In just nine months, the business and accounting worlds were turned upside down.

The years that followed have been dotted with all of the requisite legal proceedings. Former Enron CEOs Jeffrey Skilling and Ken Lay were indicted in 2004 and found guilty in 2006. Before he was sentenced, Lay died of a heart attack on July 5, 2006. Former Enron CFO Andrew Fastow made a deal with prosecutors and went to jail in 2004. In 2011 he was released to in-home detention in the same home -- valued at nearly $1 million -- where he lived before Enron's fall from grace. His prison sentence will officially end on Dec. 17.

Meanwhile, Enron shareholders lost nearly $11 billion as a result of the collapse.
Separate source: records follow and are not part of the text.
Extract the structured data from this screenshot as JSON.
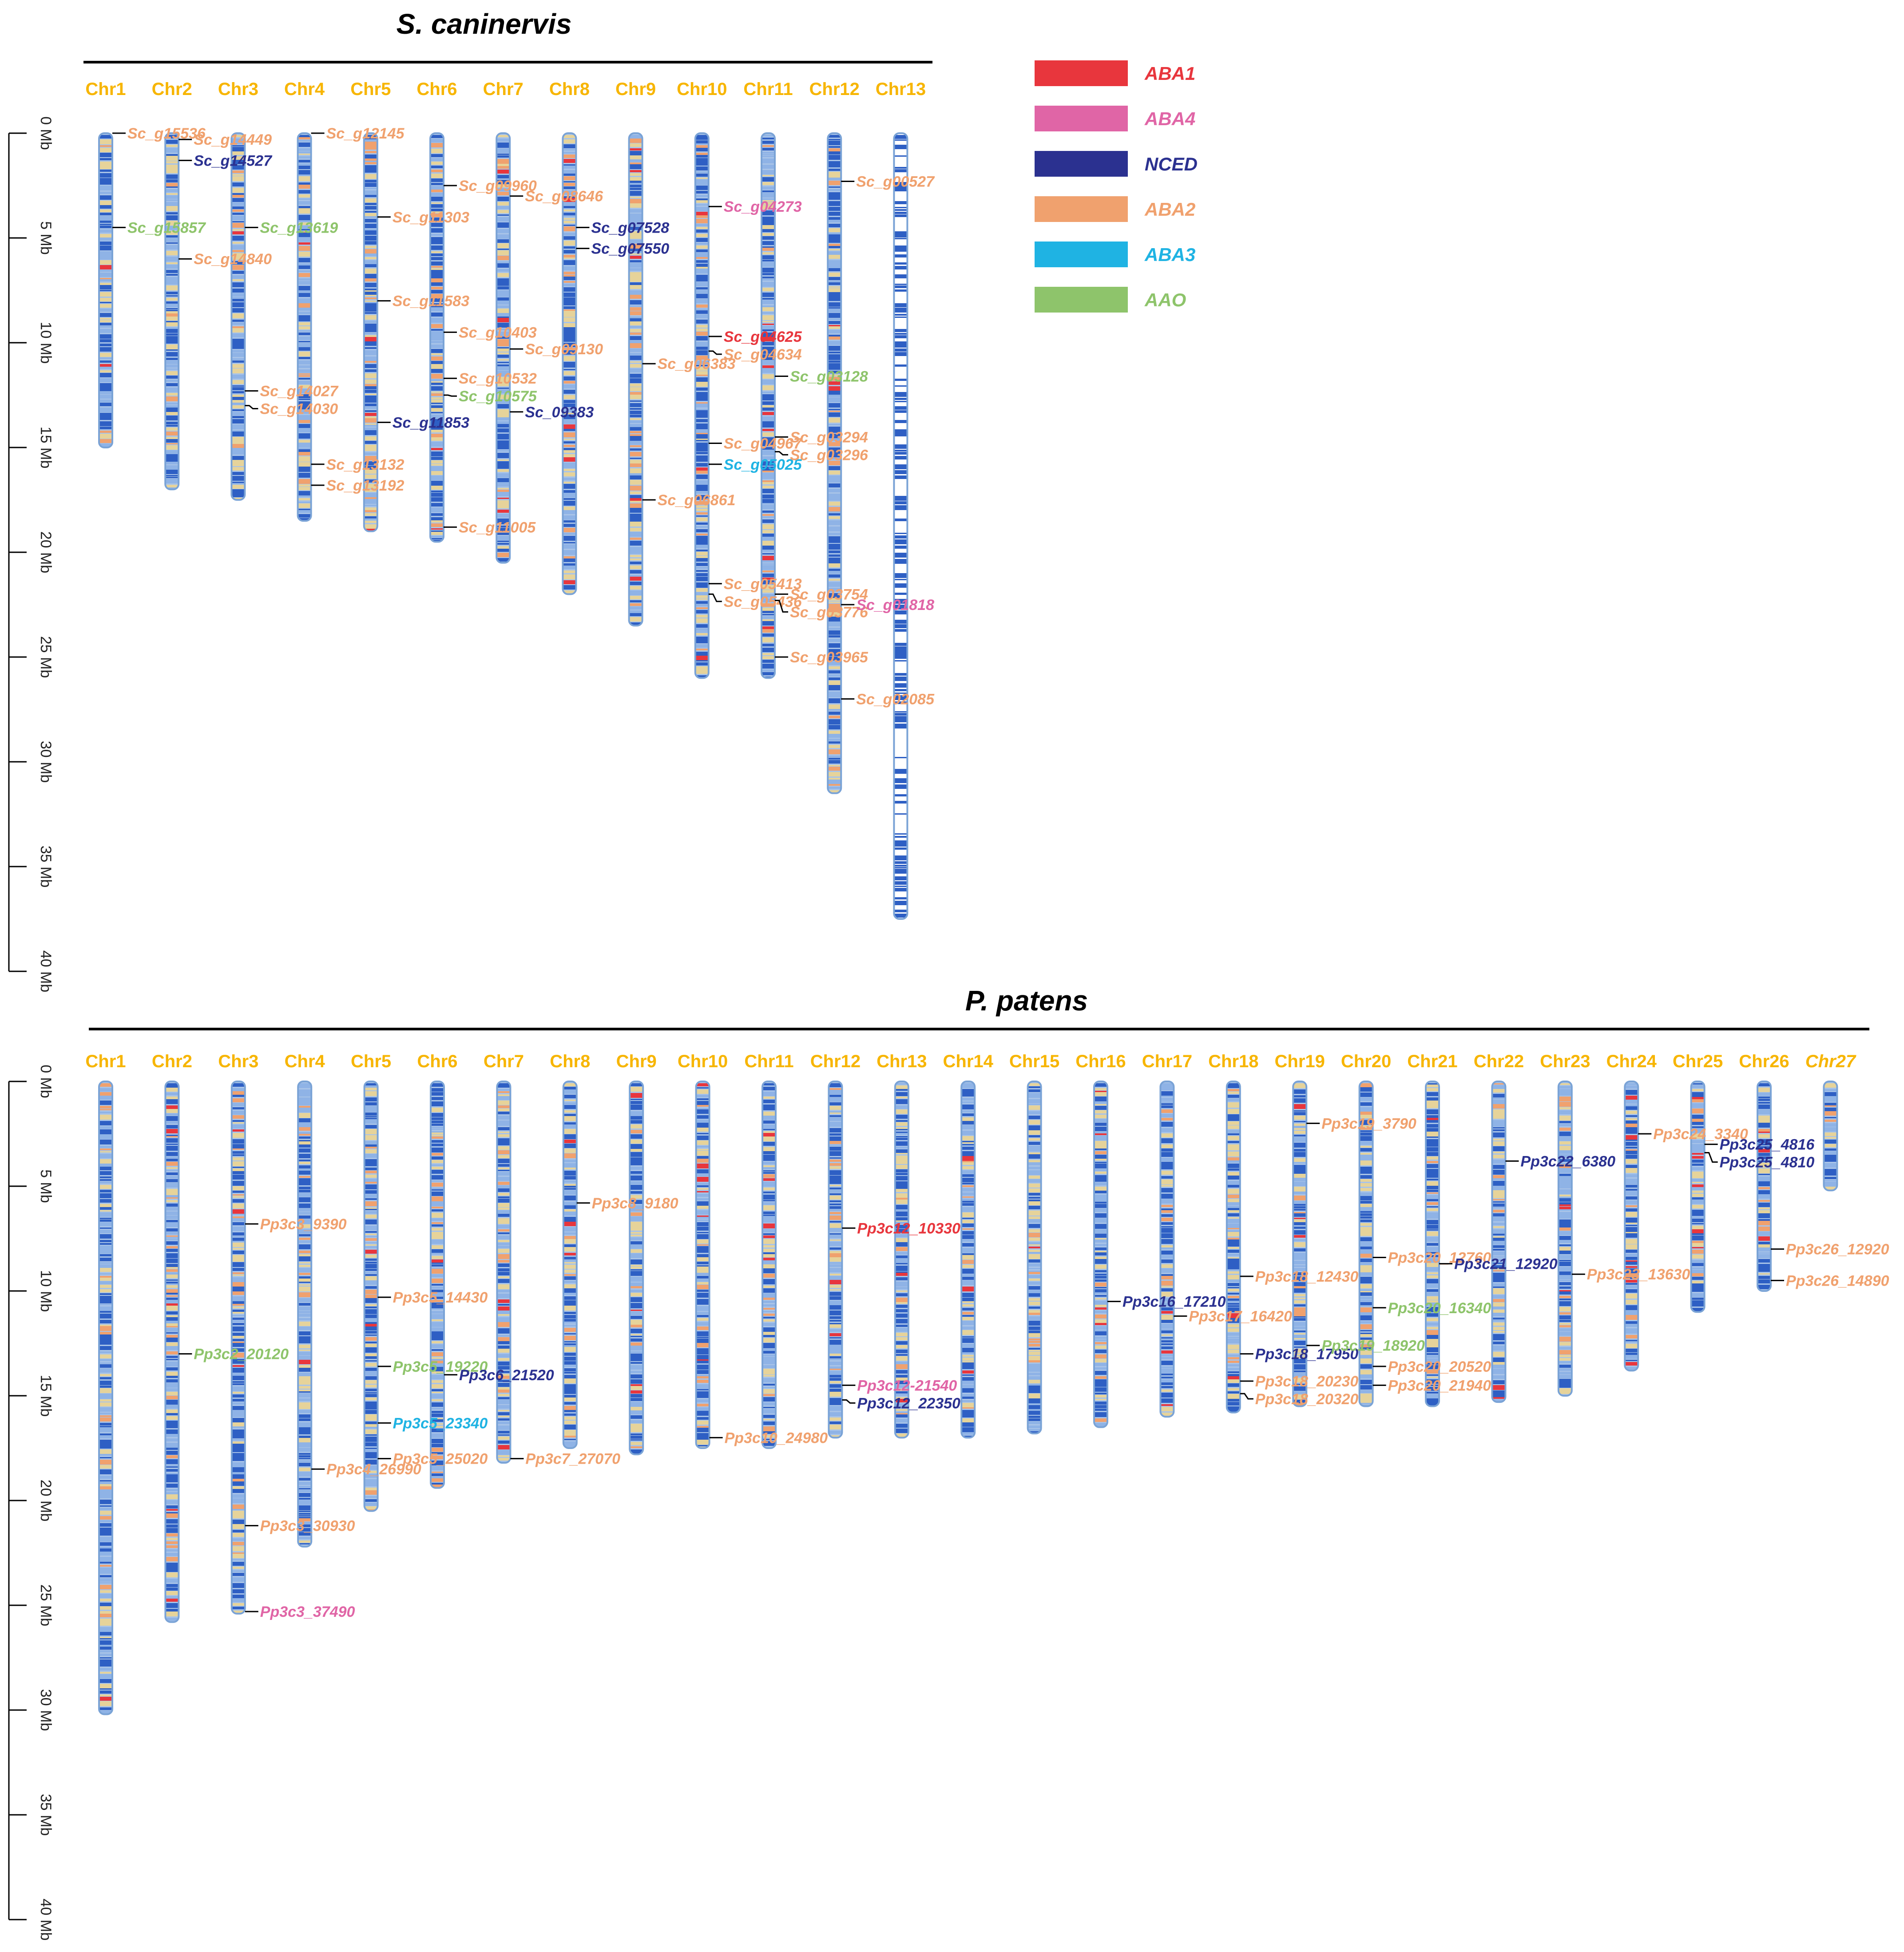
{
  "figure": {
    "colors": {
      "ABA1": "#e8363d",
      "ABA4": "#e065a6",
      "NCED": "#2b3190",
      "ABA2": "#f0a16e",
      "ABA3": "#1fb3e3",
      "AAO": "#8ec46b",
      "chr_label": "#f7b500",
      "chr_outline": "#7aa3d6",
      "band_blue": "#2e5fc4",
      "band_light": "#8fb3e6",
      "band_tan": "#e6d39a",
      "band_orange": "#f0a16e",
      "band_red": "#e8363d"
    },
    "legend": [
      {
        "label": "ABA1",
        "color": "#e8363d"
      },
      {
        "label": "ABA4",
        "color": "#e065a6"
      },
      {
        "label": "NCED",
        "color": "#2b3190"
      },
      {
        "label": "ABA2",
        "color": "#f0a16e"
      },
      {
        "label": "ABA3",
        "color": "#1fb3e3"
      },
      {
        "label": "AAO",
        "color": "#8ec46b"
      }
    ],
    "panels": [
      {
        "id": "sc",
        "title": "S. caninervis",
        "axis_ticks": [
          "0 Mb",
          "5 Mb",
          "10 Mb",
          "15 Mb",
          "20 Mb",
          "25 Mb",
          "30 Mb",
          "35 Mb",
          "40 Mb"
        ],
        "axis_max_mb": 40,
        "chromosomes": [
          {
            "name": "Chr1",
            "length_mb": 15.0
          },
          {
            "name": "Chr2",
            "length_mb": 17.0
          },
          {
            "name": "Chr3",
            "length_mb": 17.5
          },
          {
            "name": "Chr4",
            "length_mb": 18.5
          },
          {
            "name": "Chr5",
            "length_mb": 19.0
          },
          {
            "name": "Chr6",
            "length_mb": 19.5
          },
          {
            "name": "Chr7",
            "length_mb": 20.5
          },
          {
            "name": "Chr8",
            "length_mb": 22.0
          },
          {
            "name": "Chr9",
            "length_mb": 23.5
          },
          {
            "name": "Chr10",
            "length_mb": 26.0
          },
          {
            "name": "Chr11",
            "length_mb": 26.0
          },
          {
            "name": "Chr12",
            "length_mb": 31.5
          },
          {
            "name": "Chr13",
            "length_mb": 37.5,
            "style": "sparse"
          }
        ],
        "genes": [
          {
            "chr": 0,
            "pos_mb": 0.0,
            "label": "Sc_g15536",
            "type": "ABA2"
          },
          {
            "chr": 0,
            "pos_mb": 4.5,
            "label": "Sc_g15857",
            "type": "AAO"
          },
          {
            "chr": 1,
            "pos_mb": 0.3,
            "label": "Sc_g14449",
            "type": "ABA2"
          },
          {
            "chr": 1,
            "pos_mb": 1.3,
            "label": "Sc_g14527",
            "type": "NCED"
          },
          {
            "chr": 1,
            "pos_mb": 6.0,
            "label": "Sc_g14840",
            "type": "ABA2"
          },
          {
            "chr": 2,
            "pos_mb": 4.5,
            "label": "Sc_g13619",
            "type": "AAO"
          },
          {
            "chr": 2,
            "pos_mb": 12.3,
            "label": "Sc_g14027",
            "type": "ABA2"
          },
          {
            "chr": 2,
            "pos_mb": 13.0,
            "label": "Sc_g14030",
            "type": "ABA2"
          },
          {
            "chr": 3,
            "pos_mb": 0.0,
            "label": "Sc_g12145",
            "type": "ABA2"
          },
          {
            "chr": 3,
            "pos_mb": 15.8,
            "label": "Sc_g13132",
            "type": "ABA2"
          },
          {
            "chr": 3,
            "pos_mb": 16.8,
            "label": "Sc_g13192",
            "type": "ABA2"
          },
          {
            "chr": 4,
            "pos_mb": 4.0,
            "label": "Sc_g11303",
            "type": "ABA2"
          },
          {
            "chr": 4,
            "pos_mb": 8.0,
            "label": "Sc_g11583",
            "type": "ABA2"
          },
          {
            "chr": 4,
            "pos_mb": 13.8,
            "label": "Sc_g11853",
            "type": "NCED"
          },
          {
            "chr": 5,
            "pos_mb": 2.5,
            "label": "Sc_g09960",
            "type": "ABA2"
          },
          {
            "chr": 5,
            "pos_mb": 9.5,
            "label": "Sc_g10403",
            "type": "ABA2"
          },
          {
            "chr": 5,
            "pos_mb": 11.7,
            "label": "Sc_g10532",
            "type": "ABA2"
          },
          {
            "chr": 5,
            "pos_mb": 12.5,
            "label": "Sc_g10575",
            "type": "AAO"
          },
          {
            "chr": 5,
            "pos_mb": 18.8,
            "label": "Sc_g11005",
            "type": "ABA2"
          },
          {
            "chr": 6,
            "pos_mb": 3.0,
            "label": "Sc_g08646",
            "type": "ABA2"
          },
          {
            "chr": 6,
            "pos_mb": 10.3,
            "label": "Sc_g09130",
            "type": "ABA2"
          },
          {
            "chr": 6,
            "pos_mb": 13.3,
            "label": "Sc_09383",
            "type": "NCED"
          },
          {
            "chr": 7,
            "pos_mb": 4.5,
            "label": "Sc_g07528",
            "type": "NCED"
          },
          {
            "chr": 7,
            "pos_mb": 5.5,
            "label": "Sc_g07550",
            "type": "NCED"
          },
          {
            "chr": 8,
            "pos_mb": 11.0,
            "label": "Sc_g06383",
            "type": "ABA2"
          },
          {
            "chr": 8,
            "pos_mb": 17.5,
            "label": "Sc_g06861",
            "type": "ABA2"
          },
          {
            "chr": 9,
            "pos_mb": 3.5,
            "label": "Sc_g04273",
            "type": "ABA4"
          },
          {
            "chr": 9,
            "pos_mb": 9.7,
            "label": "Sc_g04625",
            "type": "ABA1"
          },
          {
            "chr": 9,
            "pos_mb": 10.4,
            "label": "Sc_g04634",
            "type": "ABA2"
          },
          {
            "chr": 9,
            "pos_mb": 14.8,
            "label": "Sc_g04967",
            "type": "ABA2"
          },
          {
            "chr": 9,
            "pos_mb": 15.8,
            "label": "Sc_g05025",
            "type": "ABA3"
          },
          {
            "chr": 9,
            "pos_mb": 21.5,
            "label": "Sc_g05413",
            "type": "ABA2"
          },
          {
            "chr": 9,
            "pos_mb": 22.0,
            "label": "Sc_g05436",
            "type": "ABA2"
          },
          {
            "chr": 10,
            "pos_mb": 11.6,
            "label": "Sc_g03128",
            "type": "AAO"
          },
          {
            "chr": 10,
            "pos_mb": 14.5,
            "label": "Sc_g03294",
            "type": "ABA2"
          },
          {
            "chr": 10,
            "pos_mb": 15.2,
            "label": "Sc_g03296",
            "type": "ABA2"
          },
          {
            "chr": 10,
            "pos_mb": 22.0,
            "label": "Sc_g03754",
            "type": "ABA2"
          },
          {
            "chr": 10,
            "pos_mb": 22.3,
            "label": "Sc_g03776",
            "type": "ABA2"
          },
          {
            "chr": 10,
            "pos_mb": 25.0,
            "label": "Sc_g03965",
            "type": "ABA2"
          },
          {
            "chr": 11,
            "pos_mb": 2.3,
            "label": "Sc_g00527",
            "type": "ABA2"
          },
          {
            "chr": 11,
            "pos_mb": 22.5,
            "label": "Sc_g01818",
            "type": "ABA4"
          },
          {
            "chr": 11,
            "pos_mb": 27.0,
            "label": "Sc_g02085",
            "type": "ABA2"
          }
        ]
      },
      {
        "id": "pp",
        "title": "P. patens",
        "axis_ticks": [
          "0 Mb",
          "5 Mb",
          "10 Mb",
          "15 Mb",
          "20 Mb",
          "25 Mb",
          "30 Mb",
          "35 Mb",
          "40 Mb"
        ],
        "axis_max_mb": 40,
        "chromosomes": [
          {
            "name": "Chr1",
            "length_mb": 30.2
          },
          {
            "name": "Chr2",
            "length_mb": 25.8
          },
          {
            "name": "Chr3",
            "length_mb": 25.4
          },
          {
            "name": "Chr4",
            "length_mb": 22.2
          },
          {
            "name": "Chr5",
            "length_mb": 20.5
          },
          {
            "name": "Chr6",
            "length_mb": 19.4
          },
          {
            "name": "Chr7",
            "length_mb": 18.2
          },
          {
            "name": "Chr8",
            "length_mb": 17.5
          },
          {
            "name": "Chr9",
            "length_mb": 17.8
          },
          {
            "name": "Chr10",
            "length_mb": 17.5
          },
          {
            "name": "Chr11",
            "length_mb": 17.5
          },
          {
            "name": "Chr12",
            "length_mb": 17.0
          },
          {
            "name": "Chr13",
            "length_mb": 17.0
          },
          {
            "name": "Chr14",
            "length_mb": 17.0
          },
          {
            "name": "Chr15",
            "length_mb": 16.8
          },
          {
            "name": "Chr16",
            "length_mb": 16.5
          },
          {
            "name": "Chr17",
            "length_mb": 16.0
          },
          {
            "name": "Chr18",
            "length_mb": 15.8
          },
          {
            "name": "Chr19",
            "length_mb": 15.5
          },
          {
            "name": "Chr20",
            "length_mb": 15.5
          },
          {
            "name": "Chr21",
            "length_mb": 15.5
          },
          {
            "name": "Chr22",
            "length_mb": 15.3
          },
          {
            "name": "Chr23",
            "length_mb": 15.0
          },
          {
            "name": "Chr24",
            "length_mb": 13.8
          },
          {
            "name": "Chr25",
            "length_mb": 11.0
          },
          {
            "name": "Chr26",
            "length_mb": 10.0
          },
          {
            "name": "Chr27",
            "length_mb": 5.2,
            "italic": true
          }
        ],
        "genes": [
          {
            "chr": 1,
            "pos_mb": 13.0,
            "label": "Pp3c2_20120",
            "type": "AAO"
          },
          {
            "chr": 2,
            "pos_mb": 6.8,
            "label": "Pp3c3_9390",
            "type": "ABA2"
          },
          {
            "chr": 2,
            "pos_mb": 21.2,
            "label": "Pp3c3_30930",
            "type": "ABA2"
          },
          {
            "chr": 2,
            "pos_mb": 25.3,
            "label": "Pp3c3_37490",
            "type": "ABA4"
          },
          {
            "chr": 3,
            "pos_mb": 18.5,
            "label": "Pp3c4_26990",
            "type": "ABA2"
          },
          {
            "chr": 4,
            "pos_mb": 10.3,
            "label": "Pp3c5_14430",
            "type": "ABA2"
          },
          {
            "chr": 4,
            "pos_mb": 13.6,
            "label": "Pp3c5_19220",
            "type": "AAO"
          },
          {
            "chr": 4,
            "pos_mb": 16.3,
            "label": "Pp3c5_23340",
            "type": "ABA3"
          },
          {
            "chr": 4,
            "pos_mb": 18.0,
            "label": "Pp3c5_25020",
            "type": "ABA2"
          },
          {
            "chr": 5,
            "pos_mb": 14.0,
            "label": "Pp3c6_21520",
            "type": "NCED"
          },
          {
            "chr": 6,
            "pos_mb": 18.0,
            "label": "Pp3c7_27070",
            "type": "ABA2"
          },
          {
            "chr": 7,
            "pos_mb": 5.8,
            "label": "Pp3c8_9180",
            "type": "ABA2"
          },
          {
            "chr": 9,
            "pos_mb": 17.0,
            "label": "Pp3c10_24980",
            "type": "ABA2"
          },
          {
            "chr": 11,
            "pos_mb": 7.0,
            "label": "Pp3c12_10330",
            "type": "ABA1"
          },
          {
            "chr": 11,
            "pos_mb": 14.5,
            "label": "Pp3c12-21540",
            "type": "ABA4"
          },
          {
            "chr": 11,
            "pos_mb": 15.2,
            "label": "Pp3c12_22350",
            "type": "NCED"
          },
          {
            "chr": 15,
            "pos_mb": 10.5,
            "label": "Pp3c16_17210",
            "type": "NCED"
          },
          {
            "chr": 16,
            "pos_mb": 11.2,
            "label": "Pp3c17_16420",
            "type": "ABA2"
          },
          {
            "chr": 17,
            "pos_mb": 9.3,
            "label": "Pp3c18_12430",
            "type": "ABA2"
          },
          {
            "chr": 17,
            "pos_mb": 13.0,
            "label": "Pp3c18_17950",
            "type": "NCED"
          },
          {
            "chr": 17,
            "pos_mb": 14.3,
            "label": "Pp3c18_20230",
            "type": "ABA2"
          },
          {
            "chr": 17,
            "pos_mb": 14.9,
            "label": "Pp3c18_20320",
            "type": "ABA2"
          },
          {
            "chr": 18,
            "pos_mb": 2.0,
            "label": "Pp3c19_3790",
            "type": "ABA2"
          },
          {
            "chr": 18,
            "pos_mb": 12.6,
            "label": "Pp3c19_18920",
            "type": "AAO"
          },
          {
            "chr": 19,
            "pos_mb": 8.4,
            "label": "Pp3c20_12760",
            "type": "ABA2"
          },
          {
            "chr": 19,
            "pos_mb": 10.8,
            "label": "Pp3c20_16340",
            "type": "AAO"
          },
          {
            "chr": 19,
            "pos_mb": 13.6,
            "label": "Pp3c20_20520",
            "type": "ABA2"
          },
          {
            "chr": 19,
            "pos_mb": 14.5,
            "label": "Pp3c20_21940",
            "type": "ABA2"
          },
          {
            "chr": 20,
            "pos_mb": 8.7,
            "label": "Pp3c21_12920",
            "type": "NCED"
          },
          {
            "chr": 21,
            "pos_mb": 3.8,
            "label": "Pp3c22_6380",
            "type": "NCED"
          },
          {
            "chr": 22,
            "pos_mb": 9.2,
            "label": "Pp3c23_13630",
            "type": "ABA2"
          },
          {
            "chr": 23,
            "pos_mb": 2.5,
            "label": "Pp3c24_3340",
            "type": "ABA2"
          },
          {
            "chr": 24,
            "pos_mb": 3.0,
            "label": "Pp3c25_4816",
            "type": "NCED"
          },
          {
            "chr": 24,
            "pos_mb": 3.4,
            "label": "Pp3c25_4810",
            "type": "NCED"
          },
          {
            "chr": 25,
            "pos_mb": 8.0,
            "label": "Pp3c26_12920",
            "type": "ABA2"
          },
          {
            "chr": 25,
            "pos_mb": 9.5,
            "label": "Pp3c26_14890",
            "type": "ABA2"
          }
        ]
      }
    ]
  }
}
With much of their life savings tied up in company stock, many Enron employees left the company with nothing.

Other scandals have come and gone. By the end of 2002, the bankruptcies of WorldCom ($103.9 billion) and Enron ($65.5 billion) were the largest in U.S. history. Today, they've been dwarfed by the 2008-09 credit crunch bankruptcies of companies like CIT Group, General Motors, Washington Mutual and Lehman Brothers.

Enron is the one we remember, though, isn't it? It gave us notorious villains (Lay, Skilling), memorable heroes (whistleblower Sherron Watkins), personal tragedy, political intrigue and, for CPAs, migraine after debilitating migraine.

You could argue that the profession is better off because of it. We took our lumps, rolled with the punches, and emerged on the far side stronger and more trustworthy than ever. "That which doesn't kill you," etc., etc.

Still, I'm not in any rush to go through something like that again. Are you? Let's just reminisce every 10 years or so and call it good. Deal?

On second thought, let's just forget I brought it up.